On Thursday, the South Bend Redevelopment Commission agreed to spend $1.6 million to demolish 91 public housing units, leaving nearly nine acres of nothingness in a neighborhood just west of Four Winds Field.

All the townhomes in the Monroe Circle public housing project have been vacated and will be demolished. South Bend Housing Authority Director Catherine Lamberg considers the situation ideal.

“I think it is an ideal situation because what it presents itself as an opportunity to make way for new change,” she said.

The townhomes are considered to be obsolete both physically and philosophically.

“There was a philosophy in the 60s and 70s that building these large public housing complexes, there are some infamous examples like Cabrini Green in Chicago, and so HUD’s strategy has shifted,” said South Bend Department of Community Investment Director Caleb Bauer. “We know outcomes for low-income families are better when they live in a mixed income neighborhood, and concentrating all public housing in one area really is not great for the residents, it’s not good for the community.”

The vision of the future of public housing in Knoxville, Tenn., has low-income housing located near medium and market rate units, where there is access to employment, transportation, health care, and internet.

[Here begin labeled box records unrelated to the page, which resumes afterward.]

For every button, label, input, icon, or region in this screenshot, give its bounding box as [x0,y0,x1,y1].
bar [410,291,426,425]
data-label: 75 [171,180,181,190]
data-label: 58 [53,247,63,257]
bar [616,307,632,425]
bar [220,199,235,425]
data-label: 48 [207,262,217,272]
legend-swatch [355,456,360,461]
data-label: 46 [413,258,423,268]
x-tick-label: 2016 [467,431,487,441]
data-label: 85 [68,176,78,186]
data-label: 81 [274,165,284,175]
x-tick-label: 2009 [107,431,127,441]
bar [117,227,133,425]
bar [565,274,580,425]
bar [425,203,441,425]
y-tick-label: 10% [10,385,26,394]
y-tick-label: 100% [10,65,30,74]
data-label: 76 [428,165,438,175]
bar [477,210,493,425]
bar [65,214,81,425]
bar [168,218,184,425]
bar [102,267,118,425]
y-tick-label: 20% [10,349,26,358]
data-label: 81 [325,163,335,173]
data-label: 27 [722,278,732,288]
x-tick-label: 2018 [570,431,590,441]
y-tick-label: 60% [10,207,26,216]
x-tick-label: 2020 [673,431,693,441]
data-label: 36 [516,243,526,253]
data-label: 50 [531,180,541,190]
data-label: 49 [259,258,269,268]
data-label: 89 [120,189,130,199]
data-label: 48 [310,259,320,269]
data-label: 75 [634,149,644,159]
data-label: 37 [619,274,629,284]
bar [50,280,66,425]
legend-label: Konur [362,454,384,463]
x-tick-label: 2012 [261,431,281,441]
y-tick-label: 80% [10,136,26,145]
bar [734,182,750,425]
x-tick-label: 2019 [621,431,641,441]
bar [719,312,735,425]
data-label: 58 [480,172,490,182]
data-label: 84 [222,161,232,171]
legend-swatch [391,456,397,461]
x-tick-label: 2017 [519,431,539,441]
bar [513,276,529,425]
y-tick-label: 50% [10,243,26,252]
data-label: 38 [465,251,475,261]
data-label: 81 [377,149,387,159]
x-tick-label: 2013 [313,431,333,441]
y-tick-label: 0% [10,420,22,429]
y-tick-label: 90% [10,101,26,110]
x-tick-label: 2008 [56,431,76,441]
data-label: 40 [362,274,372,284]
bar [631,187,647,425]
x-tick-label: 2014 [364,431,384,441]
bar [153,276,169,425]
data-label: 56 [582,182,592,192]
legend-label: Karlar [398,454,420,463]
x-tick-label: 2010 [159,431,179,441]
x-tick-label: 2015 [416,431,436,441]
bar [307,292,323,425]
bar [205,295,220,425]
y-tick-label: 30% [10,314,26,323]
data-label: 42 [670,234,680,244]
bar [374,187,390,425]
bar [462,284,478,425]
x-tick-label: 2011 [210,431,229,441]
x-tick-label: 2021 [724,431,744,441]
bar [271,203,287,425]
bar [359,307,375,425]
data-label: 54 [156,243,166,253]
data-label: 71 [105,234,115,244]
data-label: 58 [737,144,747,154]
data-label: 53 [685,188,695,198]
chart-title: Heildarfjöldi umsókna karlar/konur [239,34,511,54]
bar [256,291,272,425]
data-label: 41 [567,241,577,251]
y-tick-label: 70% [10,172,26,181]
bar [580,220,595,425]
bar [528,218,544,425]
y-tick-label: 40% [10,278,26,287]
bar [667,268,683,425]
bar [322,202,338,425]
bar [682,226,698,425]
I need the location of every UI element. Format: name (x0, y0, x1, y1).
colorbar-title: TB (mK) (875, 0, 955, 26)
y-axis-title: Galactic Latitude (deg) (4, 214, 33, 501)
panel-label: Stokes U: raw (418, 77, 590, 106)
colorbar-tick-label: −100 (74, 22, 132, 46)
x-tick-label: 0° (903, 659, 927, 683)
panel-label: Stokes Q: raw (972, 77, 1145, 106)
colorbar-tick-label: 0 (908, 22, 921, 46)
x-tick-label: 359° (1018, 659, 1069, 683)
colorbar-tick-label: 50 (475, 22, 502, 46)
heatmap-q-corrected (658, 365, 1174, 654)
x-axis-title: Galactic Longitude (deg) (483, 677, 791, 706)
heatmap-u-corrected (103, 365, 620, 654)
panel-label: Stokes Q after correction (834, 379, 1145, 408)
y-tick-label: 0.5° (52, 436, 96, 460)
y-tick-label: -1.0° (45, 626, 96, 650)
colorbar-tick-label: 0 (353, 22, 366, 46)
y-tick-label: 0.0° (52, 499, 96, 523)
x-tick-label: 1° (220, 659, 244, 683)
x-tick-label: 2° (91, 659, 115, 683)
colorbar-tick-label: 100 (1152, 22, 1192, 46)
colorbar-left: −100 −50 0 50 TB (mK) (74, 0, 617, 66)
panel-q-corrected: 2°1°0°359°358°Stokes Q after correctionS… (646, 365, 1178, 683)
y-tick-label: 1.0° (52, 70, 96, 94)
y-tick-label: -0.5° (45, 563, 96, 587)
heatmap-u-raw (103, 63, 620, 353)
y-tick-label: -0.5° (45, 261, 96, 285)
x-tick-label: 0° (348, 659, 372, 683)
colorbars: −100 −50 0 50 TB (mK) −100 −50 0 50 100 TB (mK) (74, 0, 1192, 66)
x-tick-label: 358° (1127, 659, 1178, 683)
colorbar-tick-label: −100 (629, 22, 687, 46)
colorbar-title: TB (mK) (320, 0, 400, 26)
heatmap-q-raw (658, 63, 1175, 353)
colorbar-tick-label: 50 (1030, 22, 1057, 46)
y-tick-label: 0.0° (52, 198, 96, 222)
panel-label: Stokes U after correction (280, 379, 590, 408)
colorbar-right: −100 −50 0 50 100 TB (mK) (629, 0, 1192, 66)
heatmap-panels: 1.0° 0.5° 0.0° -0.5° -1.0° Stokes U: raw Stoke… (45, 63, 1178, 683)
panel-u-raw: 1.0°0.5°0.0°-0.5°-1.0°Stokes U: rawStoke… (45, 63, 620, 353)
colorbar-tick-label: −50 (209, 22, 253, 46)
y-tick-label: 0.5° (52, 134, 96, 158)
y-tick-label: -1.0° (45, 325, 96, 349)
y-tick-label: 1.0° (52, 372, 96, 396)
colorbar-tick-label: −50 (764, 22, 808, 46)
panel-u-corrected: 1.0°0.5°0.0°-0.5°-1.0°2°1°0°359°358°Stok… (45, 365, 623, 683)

South Bend will apply to the same federal program that awarded Knoxville a $40 million grant to rebuild its Western Heights neighborhood. The program is known as the HUD Choice Neighborhoods Initiative, or the C.N.I.

“The C.N.I. implementation grant can be funded up to $50 million, so that’s a good place to start your redevelopment process,” Lamberg said.

It’ll likely be about a year before the city will find out the fate of its C.N.I. grant application. The Redevelopment Commission also allocated $500,000 to assist with the grant application process on Thursday.

Right now, there are no plans to demolish the nearby public housing high rise that bears the name of Rabbi Shuman.

Officials said that building was easy to secure, and that the Monroe Circle units were being demolished now because they were difficult to secure.